16.1 In Freedom of Information and Privacy in Australia, Associate Professor Moira Paterson remarked that there is a

complex tapestry of interconnected and overlapping statutory regimes that govern access to, and amendment of, government information, including freedom of information laws, privacy laws (including information privacy and health records laws) and public records laws.[1]

16.2 In this chapter, the ALRC considers the relationship between Commonwealth secrecy laws and other laws dealing with the handling of Commonwealth information—namely, the Freedom of Information Act 1982 (Cth) (FOI Act), the Archives Act 1983 (Cth) and the Privacy Act 1988 (Cth). The chapter also considers the interaction between secrecy laws and parliamentary privilege.

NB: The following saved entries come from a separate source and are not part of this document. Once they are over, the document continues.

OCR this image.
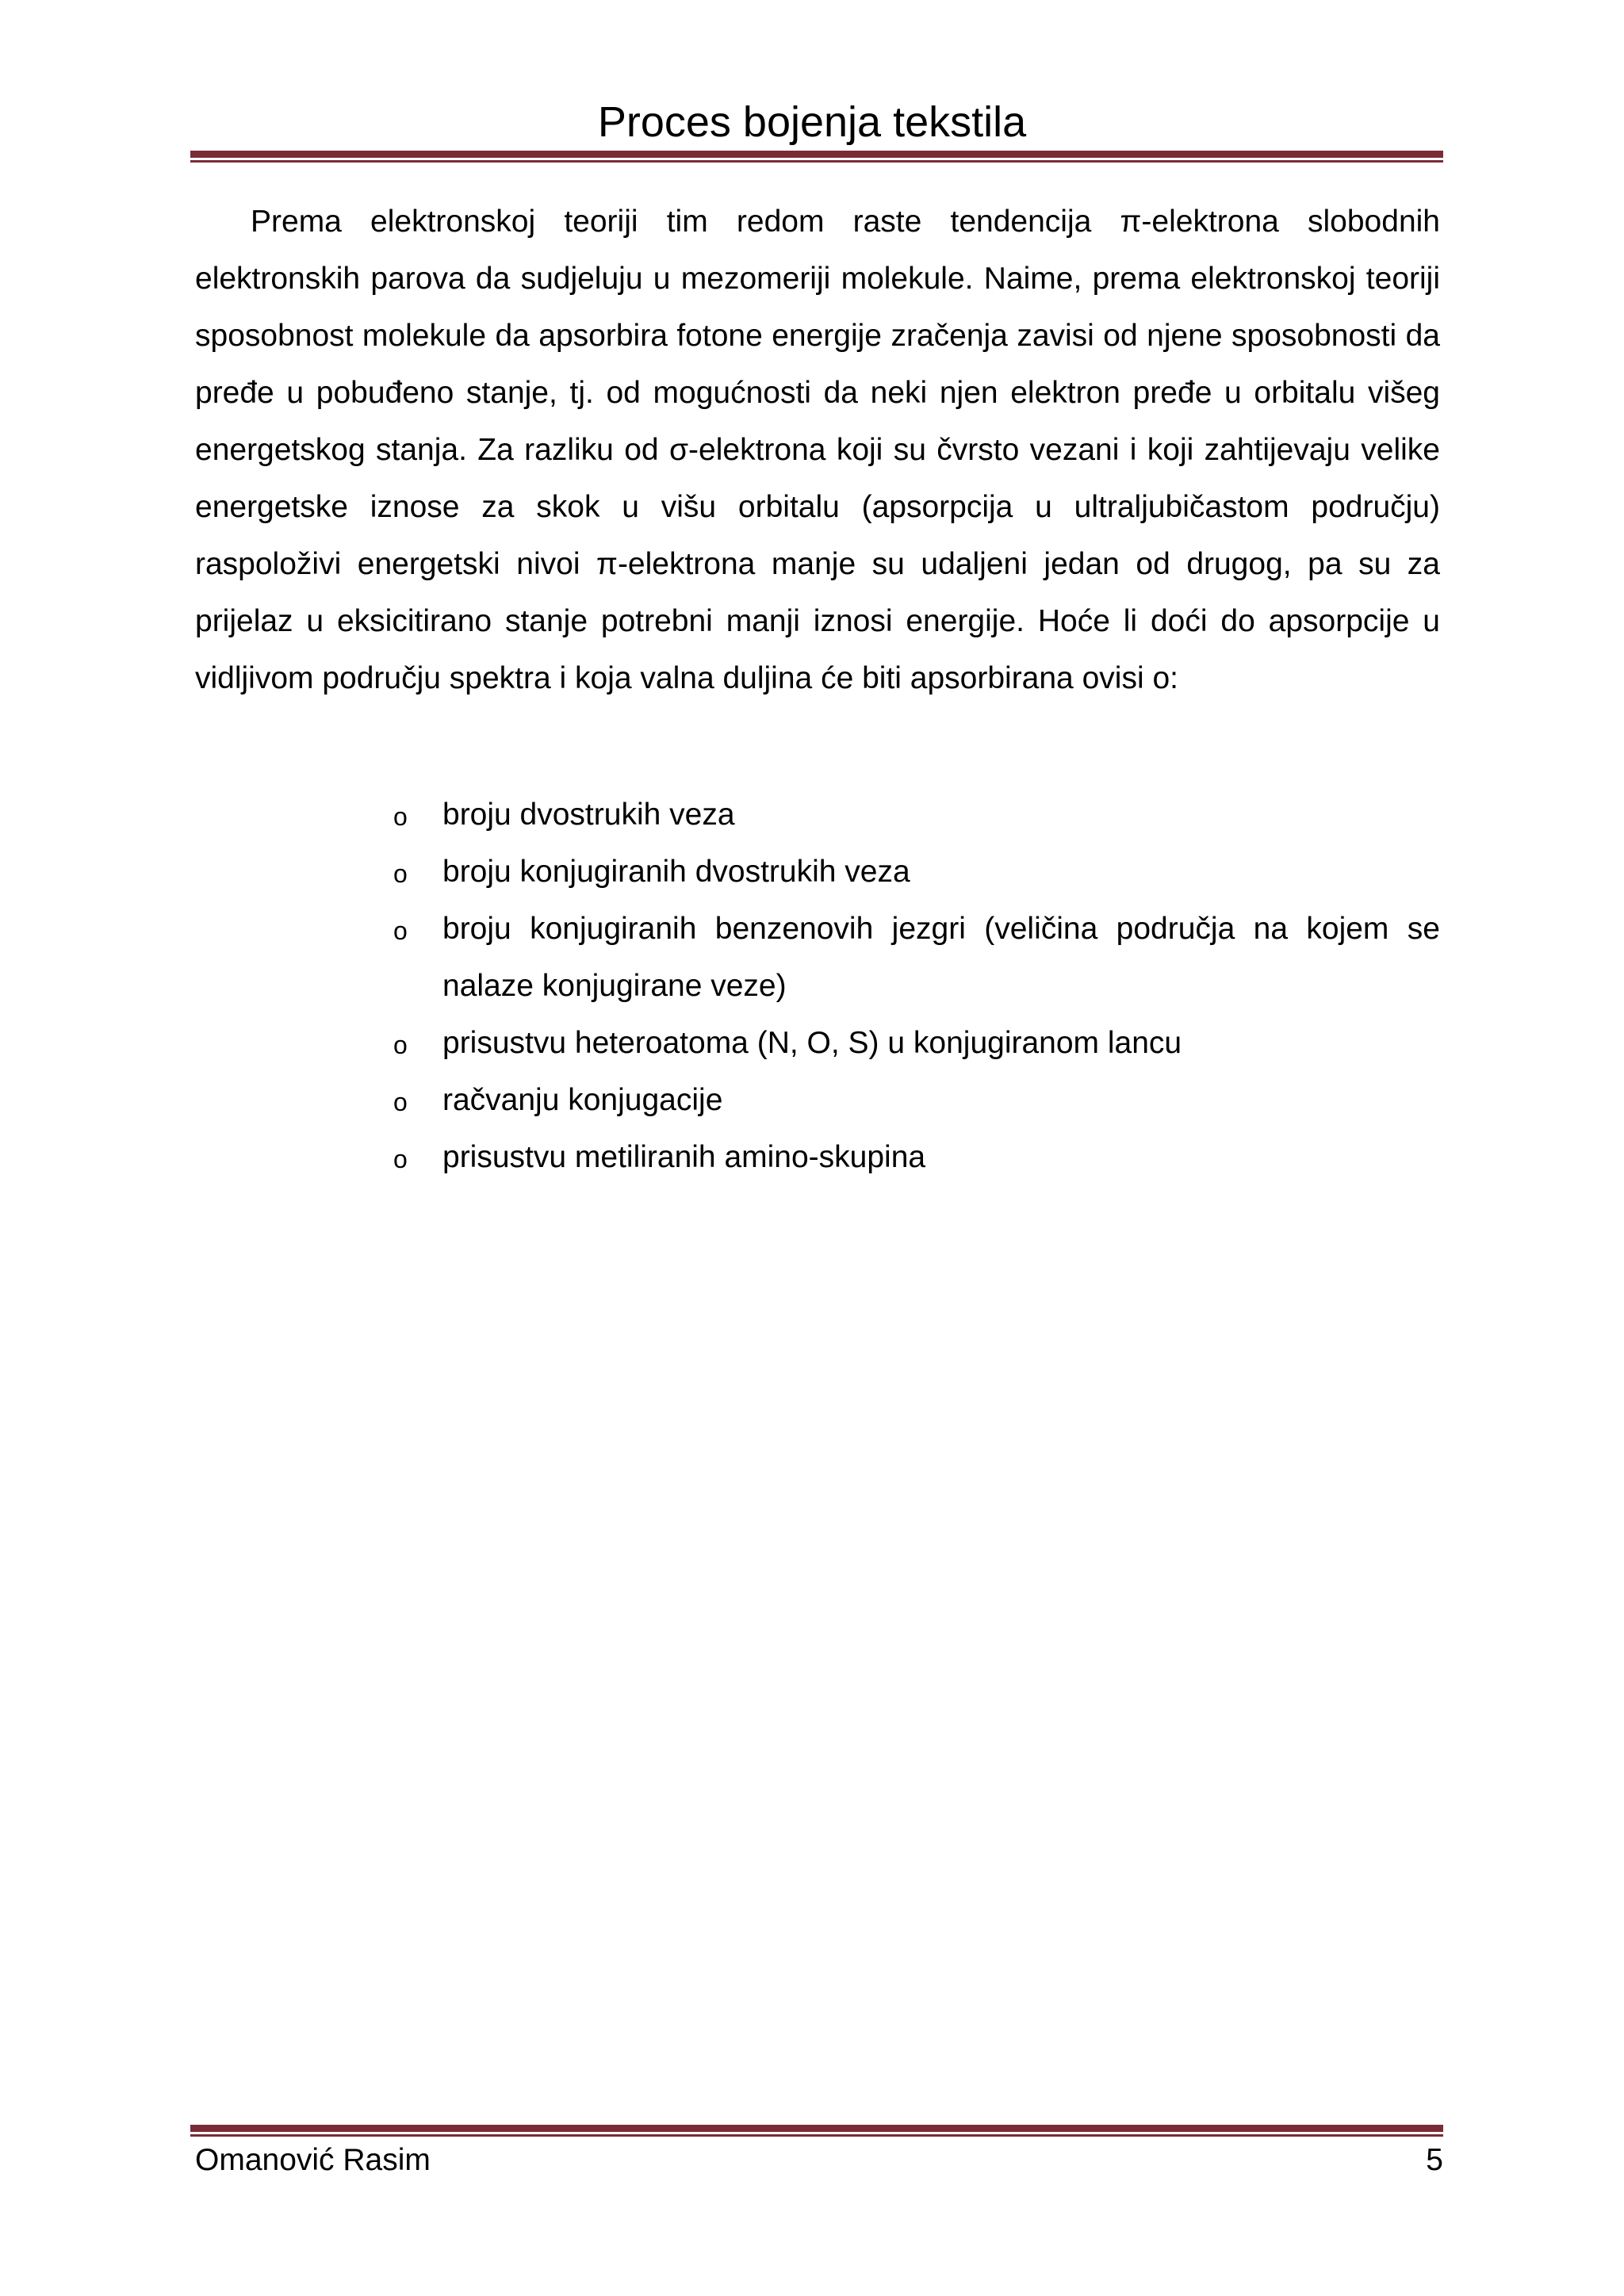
Proces bojenja tekstila

Prema elektronskoj teoriji tim redom raste tendencija π-elektrona slobodnih elektronskih parova da sudjeluju u mezomeriji molekule. Naime, prema elektronskoj teoriji sposobnost molekule da apsorbira fotone energije zračenja zavisi od njene sposobnosti da pređe u pobuđeno stanje, tj. od mogućnosti da neki njen elektron pređe u orbitalu višeg energetskog stanja. Za razliku od σ-elektrona koji su čvrsto vezani i koji zahtijevaju velike energetske iznose za skok u višu orbitalu (apsorpcija u ultraljubičastom području) raspoloživi energetski nivoi π-elektrona manje su udaljeni jedan od drugog, pa su za prijelaz u eksicitirano stanje potrebni manji iznosi energije. Hoće li doći do apsorpcije u vidljivom području spektra i koja valna duljina će biti apsorbirana ovisi o:

o broju dvostrukih veza
o broju konjugiranih dvostrukih veza
o broju konjugiranih benzenovih jezgri (veličina područja na kojem se nalaze konjugirane veze)
o prisustvu heteroatoma (N, O, S) u konjugiranom lancu
o račvanju konjugacije
o prisustvu metiliranih amino-skupina
Omanović Rasim	5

16.3 Secrecy laws may also interact with laws governing Royal Commissions and other public executive inquiries. In January 2009, the ALRC was issued with Terms of Reference for an inquiry into Royal Commissions and related issues. In the Discussion Paper, Royal Commissions and Official Inquiries, the ALRC proposed a model for dealing with the relationship between public executive inquiries and secrecy laws.[2] The final Report for this Inquiry was submitted to the Attorney-General on 30 October 2009. At the time of writing, the report has not yet been tabled in Parliament.

[1] M Paterson, Freedom of Information and Privacy in Australia: Government and Information Access in the Modern State (2005), [1.2].

[2] Australian Law Reform Commission, Royal Commissions and Official Inquiries, Discussion Paper 75 (2009), Proposal 17–2.